2. De quelle façon te procures tu le stock de ta distro? Des échanges? Des achats en gros? Ou d'autres moyens comme le dépôt vente? Quel est à ton avis le moyen le plus simple et efficace d’avoir un gros stock en un temps records?

Oui, 90% du stock provient des échanges. C’est bien là l’intérêt du truc, échanger des prods avec des gens plus ou moins éloignés, les flyers, les timbres, et découvrir les trucs tradés, quoi. Bon passées les belles années de découverte, je suis souvent déçu, ah ah, mes goûts évoluent, et parfois y a vraiment de la merde. Je ne fais pas de dépôt vente, dans aucun sens (je n’en prends pas, ni n’en donne, c’est trop la zone pour le paiement/remboursement). Les achats en prix de gros, c’est quand je veux vraiment une prod, je prends en prix de gros. Un gros stock en un temps record ? Mmmh, rachète un stock d’une distro qui arrête ! Tous les 6 mois y en a un qui se fatigue.

 

3. Combien de commandes reçois-tu en moyenne chaque semaine, chaque mois? Une petite commande compterait combien d'articles à tes yeux? Combien pour une grosse commande? La plus grosse commande que tu ai jamais reçue pesait combien de kilos ou contenait combien d'articles? Et elle est partie dans quel pays? (Pour moi c'était chez un japonais). Quel est à ton avis le moyen le plus simple et efficace d’évacuer un gros stock en un temps records?

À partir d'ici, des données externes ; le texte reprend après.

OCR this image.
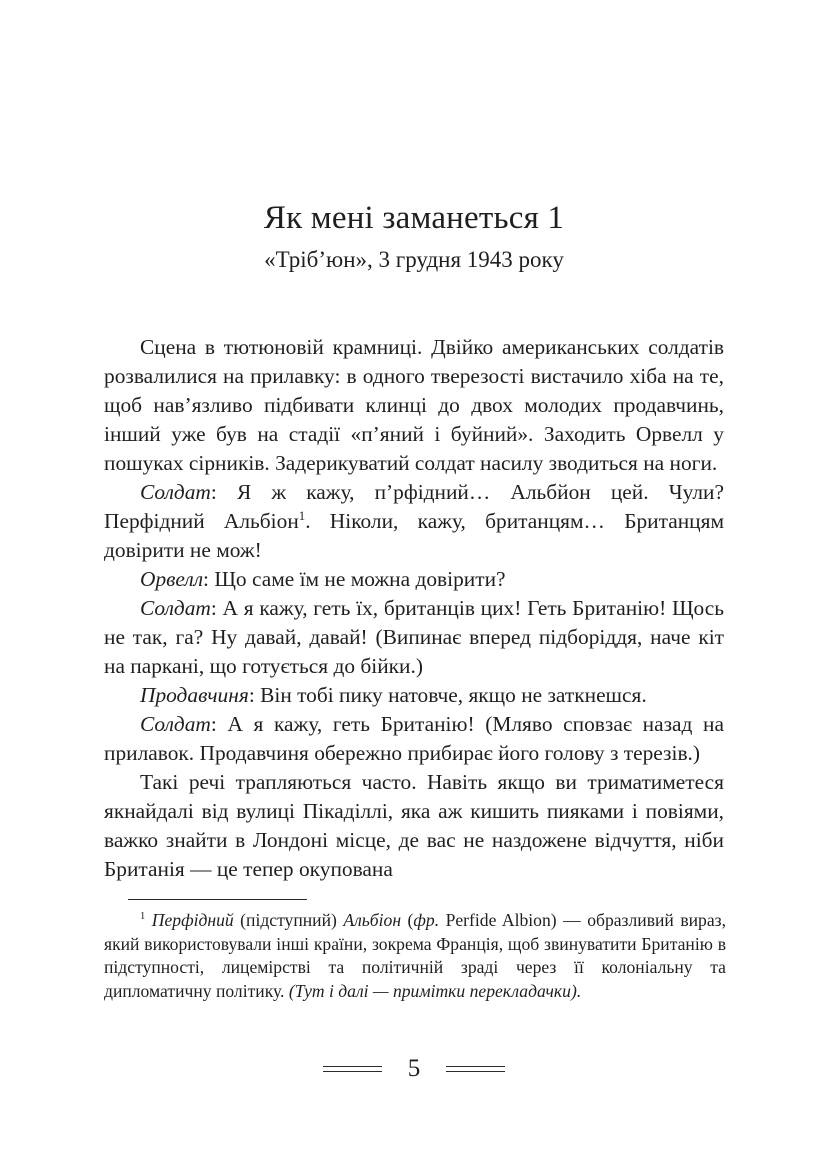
Як мені заманеться 1
«Тріб’юн», 3 грудня 1943 року

Сцена в тютюновій крамниці. Двійко американських солдатів розвалилися на прилавку: в одного тверезості вистачило хіба на те, щоб нав’язливо підбивати клинці до двох молодих продавчинь, інший уже був на стадії «п’яний і буйний». Заходить Орвелл у пошуках сірників. Задерикуватий солдат насилу зводиться на ноги.

Солдат: Я ж кажу, п’рфідний… Альбйон цей. Чули? Перфідний Альбіон$^1$. Ніколи, кажу, британцям… Британцям довірити не мож!

Орвелл: Що саме їм не можна довірити?

Солдат: А я кажу, геть їх, британців цих! Геть Британію! Щось не так, га? Ну давай, давай! (Випинає вперед підборіддя, наче кіт на паркані, що готується до бійки.)

Продавчиня: Він тобі пику натовче, якщо не заткнешся.

Солдат: А я кажу, геть Британію! (Мляво сповзає назад на прилавок. Продавчиня обережно прибирає його голову з терезів.)

Такі речі трапляються часто. Навіть якщо ви триматиметеся якнайдалі від вулиці Пікаділлі, яка аж кишить пияками і повіями, важко знайти в Лондоні місце, де вас не наздожене відчуття, ніби Британія — це тепер окупована

$^1$ Перфідний (підступний) Альбіон (фр. Perfide Albion) — образливий вираз, який використовували інші країни, зокрема Франція, щоб звинуватити Британію в підступності, лицемірстві та політичній зраді через її колоніальну та дипломатичну політику. (Тут і далі — примітки перекладачки).
5
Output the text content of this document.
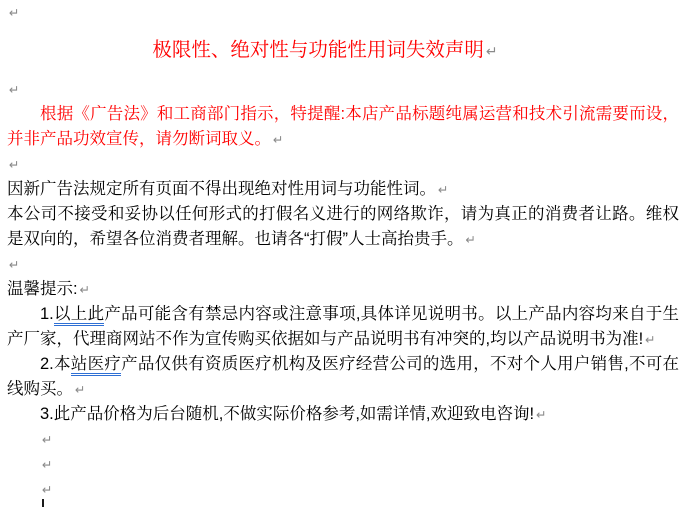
↵

极限性、绝对性与功能性用词失效声明 ↵

↵

根据《广告法》和工商部门指示，特提醒:本店产品标题纯属运营和技术引流需要而设，并非产品功效宣传，请勿断词取义。 ↵

↵

因新广告法规定所有页面不得出现绝对性用词与功能性词。 ↵

本公司不接受和妥协以任何形式的打假名义进行的网络欺诈，请为真正的消费者让路。维权是双向的，希望各位消费者理解。也请各“打假”人士高抬贵手。 ↵

↵

温馨提示: ↵

1.以上此产品可能含有禁忌内容或注意事项,具体详见说明书。以上产品内容均来自于生产厂家，代理商网站不作为宣传购买依据如与产品说明书有冲突的,均以产品说明书为准! ↵

2.本站医疗产品仅供有资质医疗机构及医疗经营公司的选用，不对个人用户销售,不可在线购买。 ↵

3.此产品价格为后台随机,不做实际价格参考,如需详情,欢迎致电咨询! ↵

↵

↵

↵
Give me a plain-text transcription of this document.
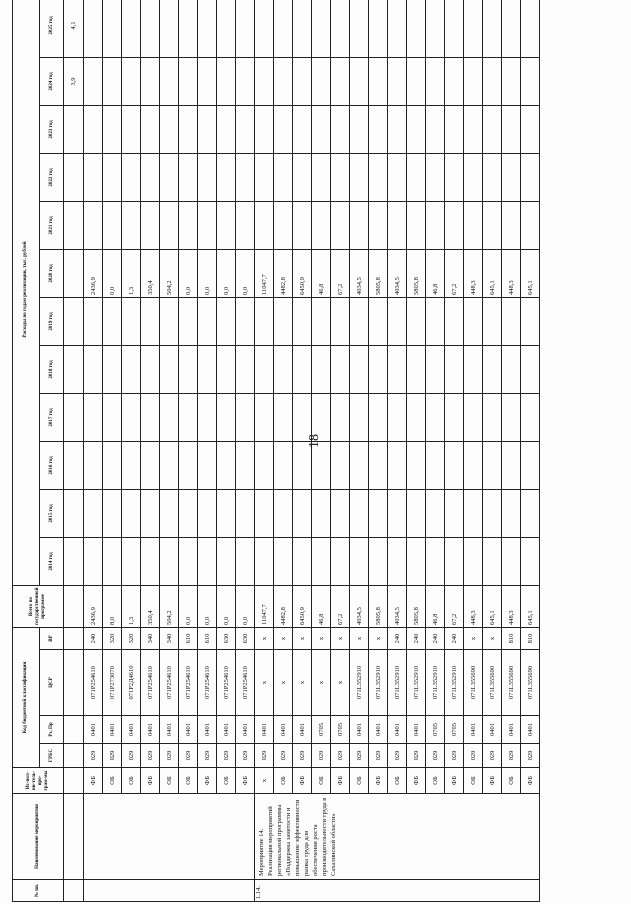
18
№ пп.	Наименование мероприятия	Ис-пол-ни-тель-про-грам-мы	Код бюджетной классификации				Всего по государственной программе	Расходы по годам реализации, тыс. рублей											
			ГРБС	Рз, Пр	ЦСР	ВР		2014 год	2015 год	2016 год	2017 год	2018 год	2019 год	2020 год	2021 год	2022 год	2023 год	2024 год	2025 год

																		3,9	4,1
		ФБ	029	0401	071P254610	240	2436,9							2436,9					
		ОБ	029	0401	071P273070	320	8,0							0,0					
		ОБ	029	0401	071P2Д4610	320	1,3							1,3					
		ФБ	029	0401	071P254610	340	350,4							350,4					
		ОБ	029	0401	071P254610	340	504,2							504,2					
		ОБ	029	0401	071P254610	610	0,0							0,0					
		ФБ	029	0401	071P254610	610	0,0							0,0					
		ОБ	029	0401	071P254610	630	0,0							0,0					
		ФБ	029	0401	071P254610	630	0,0							0,0					
1.14.	Мероприятие 14. Реализация мероприятий региональной программы «Поддержка занятости и повышение эффективности рынка труда для обеспечения роста производительности труда в Сахалинской области»	х	029	0401	х	х	11047,7							11047,7					
		ОБ	029	0401	х	х	4482,8							4482,8					
		ФБ	029	0401	х	х	6450,9							6450,9					
		ОБ	029	0705	х	х	46,8							46,8					
		ФБ	029	0705	х	х	67,2							67,2					
		ОБ	029	0401	071L352910	х	4034,5							4034,5					
		ФБ	029	0401	071L352910	х	5805,8							5805,8					
		ОБ	029	0401	071L352910	240	4034,5							4034,5					
		ФБ	029	0401	071L352910	240	5805,8							5805,8					
		ОБ	029	0705	071L352910	240	46,8							46,8					
		ФБ	029	0705	071L352910	240	67,2							67,2					
		ОБ	029	0401	071L355690	х	448,3							448,3					
		ФБ	029	0401	071L355690	х	645,1							645,1					
		ОБ	029	0401	071L355690	810	448,3							448,3					
		ФБ	029	0401	071L355690	810	645,1							645,1					
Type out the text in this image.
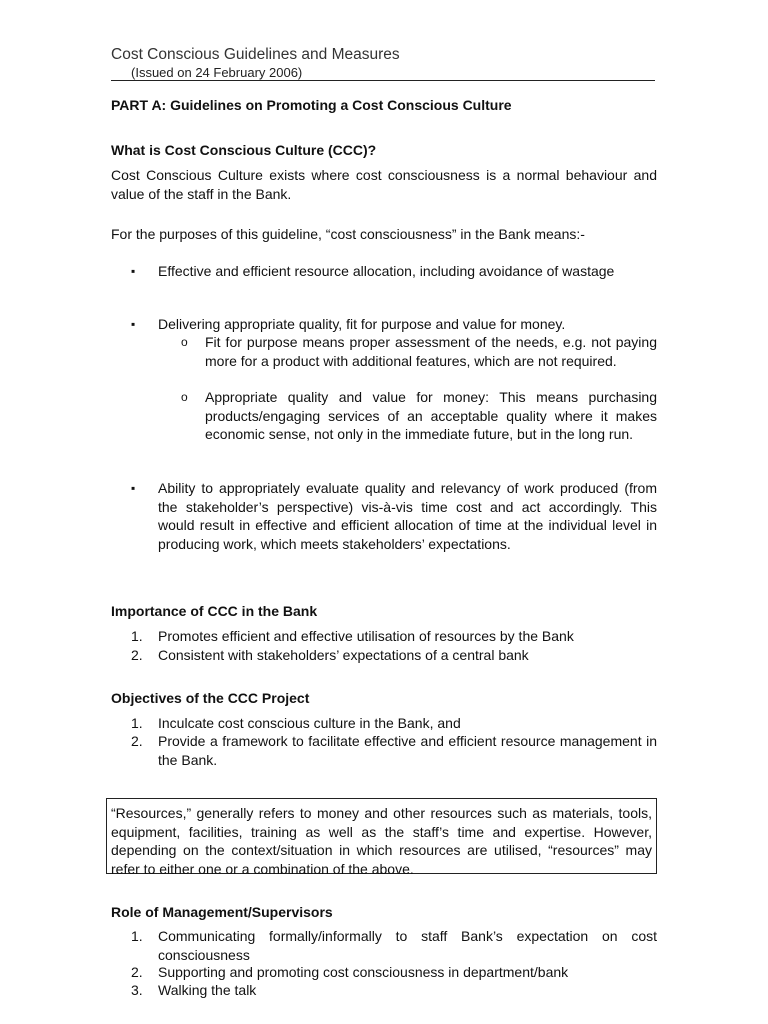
Cost Conscious Guidelines and Measures
(Issued on 24 February 2006)
PART A: Guidelines on Promoting a Cost Conscious Culture
What is Cost Conscious Culture (CCC)?
Cost Conscious Culture exists where cost consciousness is a normal behaviour and value of the staff in the Bank.
For the purposes of this guideline, “cost consciousness” in the Bank means:-
▪ Effective and efficient resource allocation, including avoidance of wastage
▪ Delivering appropriate quality, fit for purpose and value for money.
o Fit for purpose means proper assessment of the needs, e.g. not paying more for a product with additional features, which are not required.
o Appropriate quality and value for money: This means purchasing products/engaging services of an acceptable quality where it makes economic sense, not only in the immediate future, but in the long run.
▪ Ability to appropriately evaluate quality and relevancy of work produced (from the stakeholder’s perspective) vis-à-vis time cost and act accordingly. This would result in effective and efficient allocation of time at the individual level in producing work, which meets stakeholders’ expectations.
Importance of CCC in the Bank
1. Promotes efficient and effective utilisation of resources by the Bank
2. Consistent with stakeholders’ expectations of a central bank
Objectives of the CCC Project
1. Inculcate cost conscious culture in the Bank, and
2. Provide a framework to facilitate effective and efficient resource management in the Bank.
“Resources,” generally refers to money and other resources such as materials, tools, equipment, facilities, training as well as the staff’s time and expertise. However, depending on the context/situation in which resources are utilised, “resources” may refer to either one or a combination of the above.
Role of Management/Supervisors
1. Communicating formally/informally to staff Bank’s expectation on cost consciousness
2. Supporting and promoting cost consciousness in department/bank
3. Walking the talk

Mmmpfffff, je sais pas trop le nombre de commandes… Ca varie. Y a des mois assez creux et d’autres plus fastes. Alors par mois… je sais pas, entre 50 et 100. Une petite commande pour moi ça commence à un zine, une k7, un EP, un CD ou un LP… Une grosse commande, ben le total fait plus de 75 euros on dira. La plus grosse commande que j’ai reçue, ben en fait c’est moi qui ai acheté une partie de stock à quelqu’un, et c’était en deux colis. Les postiers se sont mis à deux pour soulever le colis le plus lourd, et moi j’étais seul. Mais je suis fort. M’enfin j’ai quand même pas mal transpiré pour le porter jusqu’à chez moi. Sinon, pour un client… je ne sais plus. J’ai eu une commande de 500 euros une fois, mais ça n’a pas pesé plus de 4 kilos je pense… et c’était en France. Le problème maintenant avec l’étranger est l’horrible prix des frais de port, ça décourage pas mal de monde, même si bon, ramené au prix d’un objet, prendre 50 CDs, ça ne fait pas rajouter plus de 0.5 euro par CD, mais ce genre de calcul, seuls les riches le font. On est pas non plus dans la meilleure situation en ce moment. Même dans l’underground, on le ressent. Le moyen le plus simple, ben c’est de jeter pas mal de choses, ça fait du vide, mais pas forcément de pognon. Alors baisse les prix, les pauvres seront contents. Et les rapias qui écument toutes les listes pour trouver au moins cher (et qui arrivent quand même à râler) aussi.

 

4. Quel style (Ou sous style) de musique vends tu principalement? Ta distro est-elle spécialisé dans ce segment métallique, ou la laisses tu prendre des tournants plus éclectiques au grés des microclimats, quite à te retrouves avec des piles de CDs de styles qui marchent pas trop?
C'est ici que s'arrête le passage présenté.